Italy's Supreme Court of Cassation has dismissed a final appeal against a ruling that Marco Pantani was not murdered, and ordered his family to pay the costs of their appeal. The court described the verdict of the latest investigation carried out by Rimini police, which showed Pantani's death was caused by a cocktail of cocaine and anti-depressants, as being "solid and like granite".
Pantani died on 14 February, 2004 after barricading himself in a hotel room in Rimini under the effects of cocaine and anti-depressants.
He had suffered greatly with substance abuse and mental problems since being disqualified from the 1999 Giro d'Italia due to a high blood haematocrit. In the previous year he won the Giro d'Italia and Tour de France but was investigated several times for doping and never returned to the level of success that earned him the nickname of 'Il Pirata' and global admiration for his daring attacks in the mountains at Grand Tours.

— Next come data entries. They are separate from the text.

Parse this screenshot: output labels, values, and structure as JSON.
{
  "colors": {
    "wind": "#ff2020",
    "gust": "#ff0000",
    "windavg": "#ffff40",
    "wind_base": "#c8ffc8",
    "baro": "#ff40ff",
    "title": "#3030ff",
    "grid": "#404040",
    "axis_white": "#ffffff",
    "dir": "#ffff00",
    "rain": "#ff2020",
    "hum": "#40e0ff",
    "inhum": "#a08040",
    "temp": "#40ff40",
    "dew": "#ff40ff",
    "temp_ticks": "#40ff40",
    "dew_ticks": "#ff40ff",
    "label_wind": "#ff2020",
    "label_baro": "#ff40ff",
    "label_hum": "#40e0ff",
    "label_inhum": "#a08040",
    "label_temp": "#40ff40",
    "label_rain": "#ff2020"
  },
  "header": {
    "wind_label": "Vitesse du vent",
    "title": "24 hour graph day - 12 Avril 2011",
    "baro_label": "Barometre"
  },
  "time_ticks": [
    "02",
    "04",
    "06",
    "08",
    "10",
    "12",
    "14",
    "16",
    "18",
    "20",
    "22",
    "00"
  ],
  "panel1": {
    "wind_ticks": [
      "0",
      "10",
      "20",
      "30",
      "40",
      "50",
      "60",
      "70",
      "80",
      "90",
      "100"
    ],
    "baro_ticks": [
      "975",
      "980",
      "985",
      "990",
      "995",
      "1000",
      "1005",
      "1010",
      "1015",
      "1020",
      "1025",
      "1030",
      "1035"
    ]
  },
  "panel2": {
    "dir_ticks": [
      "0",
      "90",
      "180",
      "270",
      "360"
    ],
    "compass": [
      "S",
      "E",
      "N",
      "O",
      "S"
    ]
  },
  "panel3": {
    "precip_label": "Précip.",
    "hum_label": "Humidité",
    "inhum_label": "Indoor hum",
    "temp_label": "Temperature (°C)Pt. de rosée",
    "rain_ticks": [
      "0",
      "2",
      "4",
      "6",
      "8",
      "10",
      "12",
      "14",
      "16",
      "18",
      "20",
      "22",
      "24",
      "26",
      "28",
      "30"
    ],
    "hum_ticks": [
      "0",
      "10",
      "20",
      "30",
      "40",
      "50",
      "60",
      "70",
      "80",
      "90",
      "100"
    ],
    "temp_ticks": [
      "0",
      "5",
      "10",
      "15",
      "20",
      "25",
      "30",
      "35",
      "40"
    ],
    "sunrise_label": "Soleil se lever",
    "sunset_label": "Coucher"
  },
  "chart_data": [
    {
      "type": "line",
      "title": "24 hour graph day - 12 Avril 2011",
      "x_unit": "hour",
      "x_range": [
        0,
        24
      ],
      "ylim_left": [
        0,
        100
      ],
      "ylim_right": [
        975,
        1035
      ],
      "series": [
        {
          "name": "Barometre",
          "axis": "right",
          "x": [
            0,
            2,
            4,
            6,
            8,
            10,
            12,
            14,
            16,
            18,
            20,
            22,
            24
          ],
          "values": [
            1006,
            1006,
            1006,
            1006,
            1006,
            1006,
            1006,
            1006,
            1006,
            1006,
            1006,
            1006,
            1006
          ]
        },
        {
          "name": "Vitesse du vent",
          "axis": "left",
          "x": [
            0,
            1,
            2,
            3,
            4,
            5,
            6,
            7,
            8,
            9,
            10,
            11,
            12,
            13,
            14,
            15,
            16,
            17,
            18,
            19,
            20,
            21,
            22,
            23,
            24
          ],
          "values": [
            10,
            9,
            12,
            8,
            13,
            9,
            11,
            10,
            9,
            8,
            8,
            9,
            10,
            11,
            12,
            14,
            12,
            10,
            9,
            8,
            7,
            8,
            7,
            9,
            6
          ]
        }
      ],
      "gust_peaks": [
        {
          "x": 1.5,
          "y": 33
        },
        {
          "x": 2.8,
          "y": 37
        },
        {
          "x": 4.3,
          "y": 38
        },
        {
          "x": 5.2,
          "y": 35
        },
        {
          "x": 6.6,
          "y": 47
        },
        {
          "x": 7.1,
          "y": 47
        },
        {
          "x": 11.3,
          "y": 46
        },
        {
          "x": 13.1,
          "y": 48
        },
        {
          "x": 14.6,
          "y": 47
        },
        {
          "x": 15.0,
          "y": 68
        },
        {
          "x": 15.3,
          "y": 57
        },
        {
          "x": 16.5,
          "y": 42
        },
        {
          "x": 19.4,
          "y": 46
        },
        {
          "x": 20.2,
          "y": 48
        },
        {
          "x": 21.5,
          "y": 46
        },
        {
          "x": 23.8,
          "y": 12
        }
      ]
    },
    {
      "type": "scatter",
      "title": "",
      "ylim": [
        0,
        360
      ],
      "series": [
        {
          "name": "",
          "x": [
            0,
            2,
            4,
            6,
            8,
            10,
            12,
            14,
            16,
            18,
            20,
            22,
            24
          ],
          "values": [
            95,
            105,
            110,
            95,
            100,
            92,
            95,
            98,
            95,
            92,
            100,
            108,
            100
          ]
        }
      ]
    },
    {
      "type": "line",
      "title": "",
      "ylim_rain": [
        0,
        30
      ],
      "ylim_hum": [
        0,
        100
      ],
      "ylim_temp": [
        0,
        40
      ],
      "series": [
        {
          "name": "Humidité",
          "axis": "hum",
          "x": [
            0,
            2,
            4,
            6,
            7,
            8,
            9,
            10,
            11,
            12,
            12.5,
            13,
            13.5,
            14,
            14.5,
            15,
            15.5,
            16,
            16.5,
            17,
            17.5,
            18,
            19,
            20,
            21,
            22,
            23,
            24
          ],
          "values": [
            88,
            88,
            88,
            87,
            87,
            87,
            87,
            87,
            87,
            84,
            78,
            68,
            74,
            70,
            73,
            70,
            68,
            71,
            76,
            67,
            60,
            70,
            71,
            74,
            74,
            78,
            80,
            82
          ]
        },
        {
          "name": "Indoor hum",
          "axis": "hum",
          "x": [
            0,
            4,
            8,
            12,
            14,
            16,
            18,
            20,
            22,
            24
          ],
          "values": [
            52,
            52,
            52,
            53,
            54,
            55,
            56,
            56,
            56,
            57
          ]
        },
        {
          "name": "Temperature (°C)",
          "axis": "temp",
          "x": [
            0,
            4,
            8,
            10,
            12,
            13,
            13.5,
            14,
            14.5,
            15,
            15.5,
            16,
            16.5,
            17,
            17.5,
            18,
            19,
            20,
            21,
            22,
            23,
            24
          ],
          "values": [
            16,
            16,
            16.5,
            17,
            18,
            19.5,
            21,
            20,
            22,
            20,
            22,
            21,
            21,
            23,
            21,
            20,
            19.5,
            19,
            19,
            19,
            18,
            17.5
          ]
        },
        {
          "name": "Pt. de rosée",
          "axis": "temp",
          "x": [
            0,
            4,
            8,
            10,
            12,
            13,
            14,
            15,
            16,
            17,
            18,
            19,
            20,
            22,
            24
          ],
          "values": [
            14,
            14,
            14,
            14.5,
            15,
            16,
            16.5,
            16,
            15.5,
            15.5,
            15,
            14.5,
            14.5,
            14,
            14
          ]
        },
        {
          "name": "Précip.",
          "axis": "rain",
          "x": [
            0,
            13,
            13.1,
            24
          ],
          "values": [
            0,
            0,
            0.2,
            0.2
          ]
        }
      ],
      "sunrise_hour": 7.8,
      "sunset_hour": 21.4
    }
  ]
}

Pantani's mother Tonina has always defended her son's honour while admitting that he may have used blood-boosting EPO during his career. She hired high-profile Italian lawyer Antonio De Rensis to investigate all the circumstances of Pantani's death and managed to spark a new investigation in 2014 that was fuelled by media reports in Italy that played on the heartstrings of Pantani's enduring popularity among the tifosi.
In August 2014, La Gazzetta dello Sport filled its front page with the headline "Pantani was killed" as they openly backed Tonina's position. The Italian sports newspaper has now accepted the Supreme Court verdict, and on Thursday published a small story entitled "Pantani was not killed".
Cantarini added that the last months of Pantani's life had been characterised by "a compulsive and increasing use of cocaine". He dismissed claims that Pantani was murdered as "a fantastical hypothesis, mere conjecture".
Despite that verdict, the Pantani family appealed to the Supreme Court but a final appeal was thrown out, ending 13 years of doubts and suspicions about Pantani's death.